In this example, a predictive analytical model that incorporates these demographic data projects that the top five performing sites—the sites that will achieve not only the enrollment but the diversity goals—will be sites 11, 13, 10, 4, and 14 (which came in fifth in both analyses).

“The other area we can improve is on the participant side. There’s just not enough information out there that can be consumed,” Nambisan concludes. “If we want diverse participation, information needs to be provided in languages that are diverse, too. There’s just not enough knowledge and access to the patient populations that are being disproportionately affected by these conditions. That’s the short-term opportunity available to us as a global clinical research powerhouse.”

slide from powerpoint
Slide courtesy of Lokavant, reprinted with permission.
Determining how many and which type of clinical trial participants accurately represent (or at least better approximate) the patient population living with the health condition being studied will improve good business, regulatory, and clinical practice.

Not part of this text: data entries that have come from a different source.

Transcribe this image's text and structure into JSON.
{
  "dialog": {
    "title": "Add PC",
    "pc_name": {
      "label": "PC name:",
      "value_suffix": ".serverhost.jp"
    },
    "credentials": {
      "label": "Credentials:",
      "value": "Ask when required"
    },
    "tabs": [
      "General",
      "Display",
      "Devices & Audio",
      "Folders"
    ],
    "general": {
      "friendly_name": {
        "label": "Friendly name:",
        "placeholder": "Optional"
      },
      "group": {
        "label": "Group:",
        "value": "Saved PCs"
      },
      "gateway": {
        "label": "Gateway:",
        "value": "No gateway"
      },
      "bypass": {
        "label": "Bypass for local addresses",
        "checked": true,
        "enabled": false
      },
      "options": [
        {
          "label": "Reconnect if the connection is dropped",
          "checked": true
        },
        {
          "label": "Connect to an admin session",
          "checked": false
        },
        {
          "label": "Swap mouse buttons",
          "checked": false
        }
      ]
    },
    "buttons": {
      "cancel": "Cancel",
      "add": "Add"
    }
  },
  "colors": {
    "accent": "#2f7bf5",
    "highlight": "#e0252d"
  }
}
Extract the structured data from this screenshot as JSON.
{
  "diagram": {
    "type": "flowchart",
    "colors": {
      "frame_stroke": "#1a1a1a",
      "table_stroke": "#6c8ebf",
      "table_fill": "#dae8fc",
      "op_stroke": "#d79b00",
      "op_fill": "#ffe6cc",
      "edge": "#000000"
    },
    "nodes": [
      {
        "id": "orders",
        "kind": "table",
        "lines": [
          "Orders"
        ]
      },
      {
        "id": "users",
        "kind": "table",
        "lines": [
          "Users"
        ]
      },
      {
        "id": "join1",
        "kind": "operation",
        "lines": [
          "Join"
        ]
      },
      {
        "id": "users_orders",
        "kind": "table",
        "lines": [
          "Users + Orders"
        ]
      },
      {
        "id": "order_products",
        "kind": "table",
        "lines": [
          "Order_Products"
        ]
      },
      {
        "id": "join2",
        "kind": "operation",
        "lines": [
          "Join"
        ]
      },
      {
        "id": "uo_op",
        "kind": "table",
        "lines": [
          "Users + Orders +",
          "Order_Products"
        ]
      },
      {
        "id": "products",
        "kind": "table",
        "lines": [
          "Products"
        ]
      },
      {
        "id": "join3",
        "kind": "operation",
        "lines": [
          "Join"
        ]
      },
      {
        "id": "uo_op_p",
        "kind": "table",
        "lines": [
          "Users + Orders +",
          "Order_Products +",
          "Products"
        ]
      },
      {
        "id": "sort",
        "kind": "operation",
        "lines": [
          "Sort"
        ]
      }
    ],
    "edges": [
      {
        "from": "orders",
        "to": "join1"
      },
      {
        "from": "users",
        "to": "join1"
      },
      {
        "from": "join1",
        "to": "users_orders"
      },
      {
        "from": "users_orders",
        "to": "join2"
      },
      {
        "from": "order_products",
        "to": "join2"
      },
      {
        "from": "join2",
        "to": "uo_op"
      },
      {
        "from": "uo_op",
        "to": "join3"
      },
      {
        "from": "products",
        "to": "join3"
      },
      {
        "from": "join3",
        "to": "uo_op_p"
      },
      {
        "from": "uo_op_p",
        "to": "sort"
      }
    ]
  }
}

New regulations, if equally enforced, plus new data-driven technologies are two crucial parts of a long-term solution-in-the-making. We still have a long way to go, but driving to ensure population representation enables organizations to deliver safe medicines that have a greater likelihood to help all patients equally: the ultimate goal for all.
Specific sections from FDA’s April 2022 Diversity Plan guidance that this refined approach will address include:

Goals for enrollment of underrepresented racial and ethnic participants: Specify goals for enrollment of underrepresented racial and ethnic participants (e.g., based on the epidemiology of the disease and/or based on a priori information that may impact outcomes across racial and ethnic groups; and where appropriate, leverage pooled data sources or use demographic data in general population). In some cases, increased (i.e., greater than proportional) enrollment of certain populations may be needed to elucidate potential important differences.

Specific plan of action to enroll and retain diverse participants:

  • Describe specific trial enrollment and retention strategies, including but not limited to site location and access (e.g., language assistance for persons with limited English proficiency, reasonable modifications for persons with disabilities, and other issues such as transportation); sustained community engagement (e.g., community advisory boards and navigators, community health workers, patient advocacy groups, local healthcare providers, etc.); and reducing burdens due to trial/study design/conduct (e.g., number/frequency of study-related procedures, use of local laboratory/imaging, telehealth).
  • Describe metrics to ensure that diverse participant enrollment goals are achieved and specify actions to be implemented during the conduct of the trial(s) or studies if planned enrollment goals are not met.

Status of meeting enrollment goals: As the diversity plan is updated (when applicable), discuss the status of meeting enrollment goals. If the sponsor is not able to achieve enrollment goals despite best efforts, discuss a plan and justification for collecting data in the post-marketing setting.